見到南彥已經反超了大星淡登頂第一,白糸臺的眾人無不扼腕嘆息。
“如果是我的話,應該很快就能注意到南夢彥那個一番30符的牌只是個幌子,六向聽才是他連莊的根本,只不過大星淡不是擅長分析的選手,對數據方面也太過遲鈍了!”
弘世堇忍不住哀嘆一聲。
主要是場上的三家,都是能力強悍的選手,能力太強反倒是讓她們對數據比較遲鈍,以至于大星淡在第十八本場才反應過來問題所在。
這就延誤了許多場數,讓南彥成功把牌和到了二十本場。
“我應該能在五本場反應過來吧。”
宮永照面色平靜道,“主要是他前面的一番30符的牌型,做的實在是太刻意了。”
她看得出來,南彥的這個一番30符,跟自己的連莊有著本質的區別。
登天梯是水到渠成的和牌,并不需要過分去凹。
見到南彥前面幾場匠心太重的凹牌,宮永照就反應過來南彥是在用這種牌型瞞天過海。
能讓他完成這個本場數,可以說三家都有問題。
雖說科學麻將被許多麻雀士所不齒,但科學麻將卻是一切麻將的基礎所在。
而像淡這樣天賦強大的雀士,比一般的選手對數據更加遲鈍,畢竟她大多數時候都能用能力做到一力降十會的效果。
分析數據什么的,沒有能力來的方便快捷。
正因此,大星淡才這么晚發現南彥的小把戲。
臨海的耐莉同學還有有珠山的大將,都有著同樣的問題。
能力太強,導致科學麻將的部分稍微有些薄弱了。
南彥的這個連莊,哪怕是讓誠子和堯深上場,都會在十本場之前反應過來。
只有淡.
比賽場上。
‘可惡,可惡,可惡,可惡……’
大星淡拳頭緊握,心中在狂吼。
她居然被南夢彥的小動作給欺騙了,誤以為他的連莊是按照一番30符的規律,可萬萬沒想到居然是起手六向聽的配牌。

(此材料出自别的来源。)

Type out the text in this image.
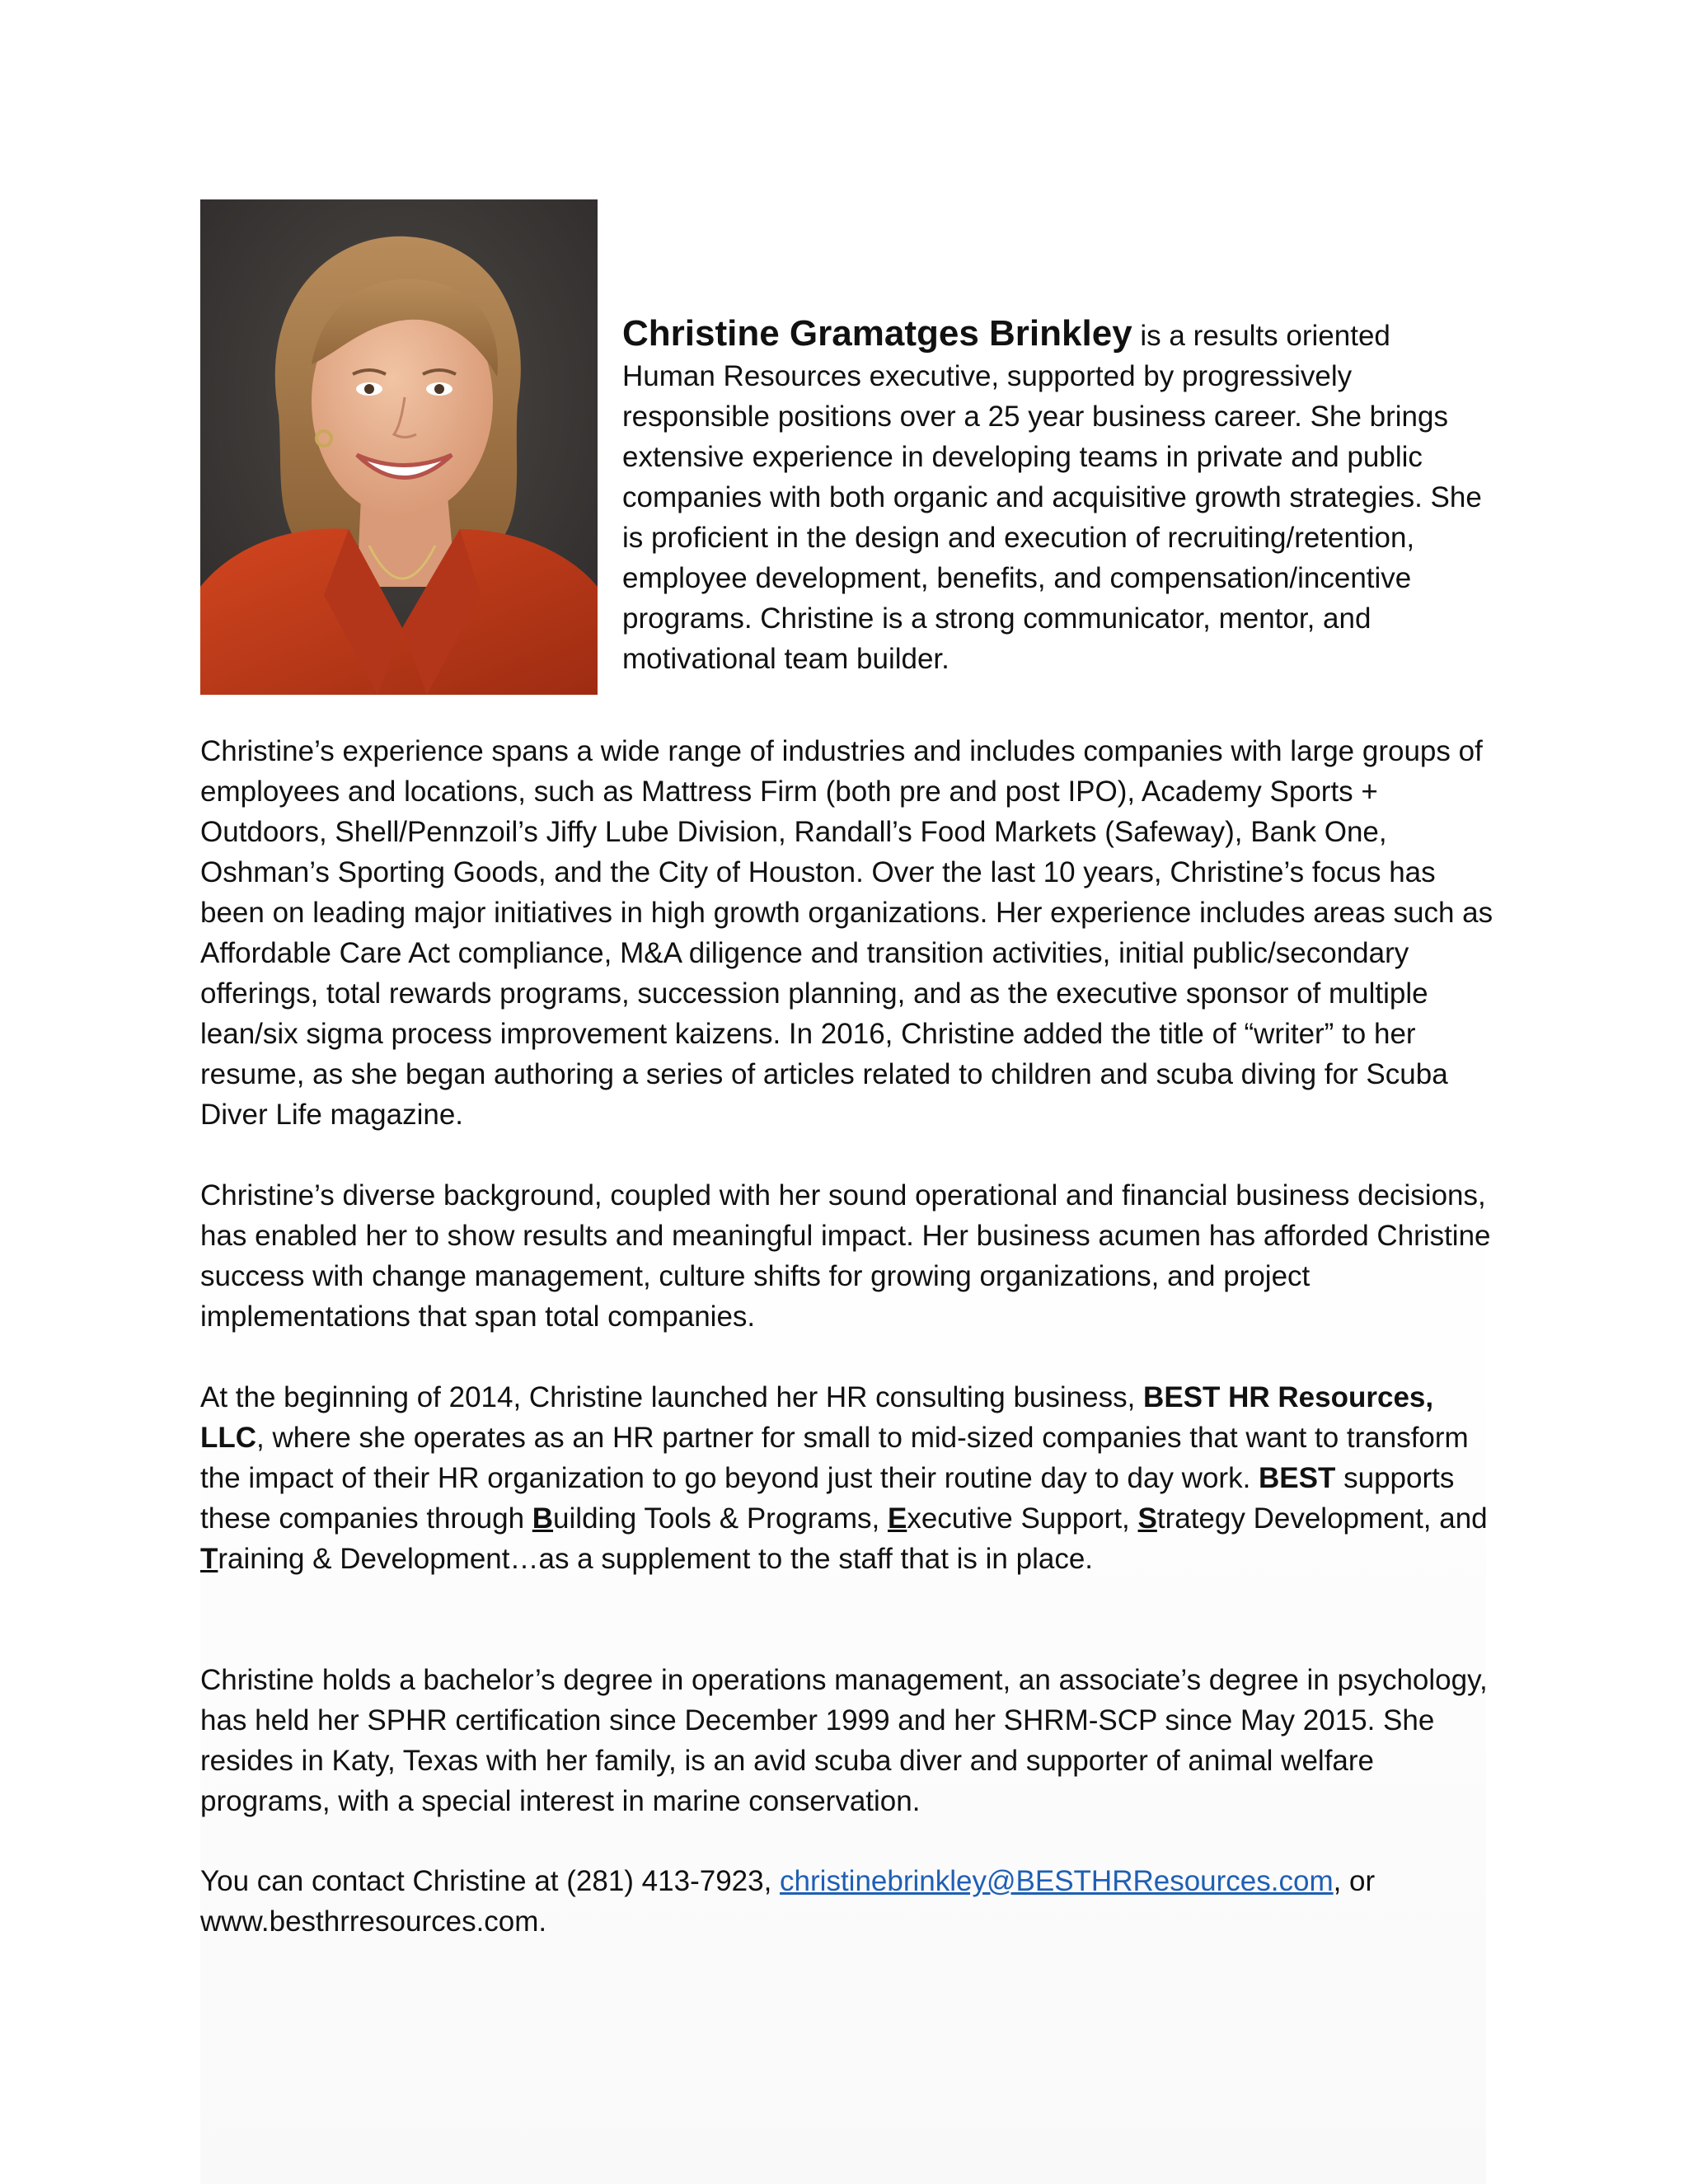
Christine Gramatges Brinkley is a results oriented Human Resources executive, supported by progressively responsible positions over a 25 year business career. She brings extensive experience in developing teams in private and public companies with both organic and acquisitive growth strategies. She is proficient in the design and execution of recruiting/retention, employee development, benefits, and compensation/incentive programs. Christine is a strong communicator, mentor, and motivational team builder.

Christine’s experience spans a wide range of industries and includes companies with large groups of employees and locations, such as Mattress Firm (both pre and post IPO), Academy Sports + Outdoors, Shell/Pennzoil’s Jiffy Lube Division, Randall’s Food Markets (Safeway), Bank One, Oshman’s Sporting Goods, and the City of Houston. Over the last 10 years, Christine’s focus has been on leading major initiatives in high growth organizations. Her experience includes areas such as Affordable Care Act compliance, M&A diligence and transition activities, initial public/secondary offerings, total rewards programs, succession planning, and as the executive sponsor of multiple lean/six sigma process improvement kaizens. In 2016, Christine added the title of “writer” to her resume, as she began authoring a series of articles related to children and scuba diving for Scuba Diver Life magazine.

Christine’s diverse background, coupled with her sound operational and financial business decisions, has enabled her to show results and meaningful impact. Her business acumen has afforded Christine success with change management, culture shifts for growing organizations, and project implementations that span total companies.

At the beginning of 2014, Christine launched her HR consulting business, BEST HR Resources, LLC, where she operates as an HR partner for small to mid-sized companies that want to transform the impact of their HR organization to go beyond just their routine day to day work. BEST supports these companies through Building Tools & Programs, Executive Support, Strategy Development, and Training & Development…as a supplement to the staff that is in place.

Christine holds a bachelor’s degree in operations management, an associate’s degree in psychology, has held her SPHR certification since December 1999 and her SHRM-SCP since May 2015. She resides in Katy, Texas with her family, is an avid scuba diver and supporter of animal welfare programs, with a special interest in marine conservation.

You can contact Christine at (281) 413-7923, christinebrinkley@BESTHRResources.com, or www.besthrresources.com.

而且明明她現在已經撤掉了時間膨脹,結果南夢彥還是不講道理的六向聽。
這讓她十分費解。
“吃。”
第四巡到來了,依舊是那種熟悉的副露風暴。
都已經是二十本場數了,難道她還是無力阻止么
“碰。”
南彥的聲音,沒有一絲波瀾,保持著一如既往的清冷質感。
就像是一個毫無感情的副露機器。
從第一本場開始,這個聲音就沒有絲毫的變化。
然而這一瞬間,大星淡仿佛聽到了什么古怪的聲音,在耳邊響起。
那是一種仿佛惡魔低語般的聲音,如美好的清晨時光聽到隔壁傳來搞裝修、鋸床腿、磨玻璃的刺耳魔音,讓人靈魂都為之戰栗。
而這種在麻將場上聽到的古怪魔音,她好像曾經聽到過。
半年前的大星淡還是一位不知天高地厚的一年級新生,打敗白糸臺眾多選手之后,成為了進攻隊伍的正式成員。
要知道白糸臺作為豪門,有著不止一支全國頂尖強隊。
所謂進攻隊伍,是因為白糸臺內部派系林立,按照隊伍的風格,分為進攻隊、防守隊、速攻隊等等。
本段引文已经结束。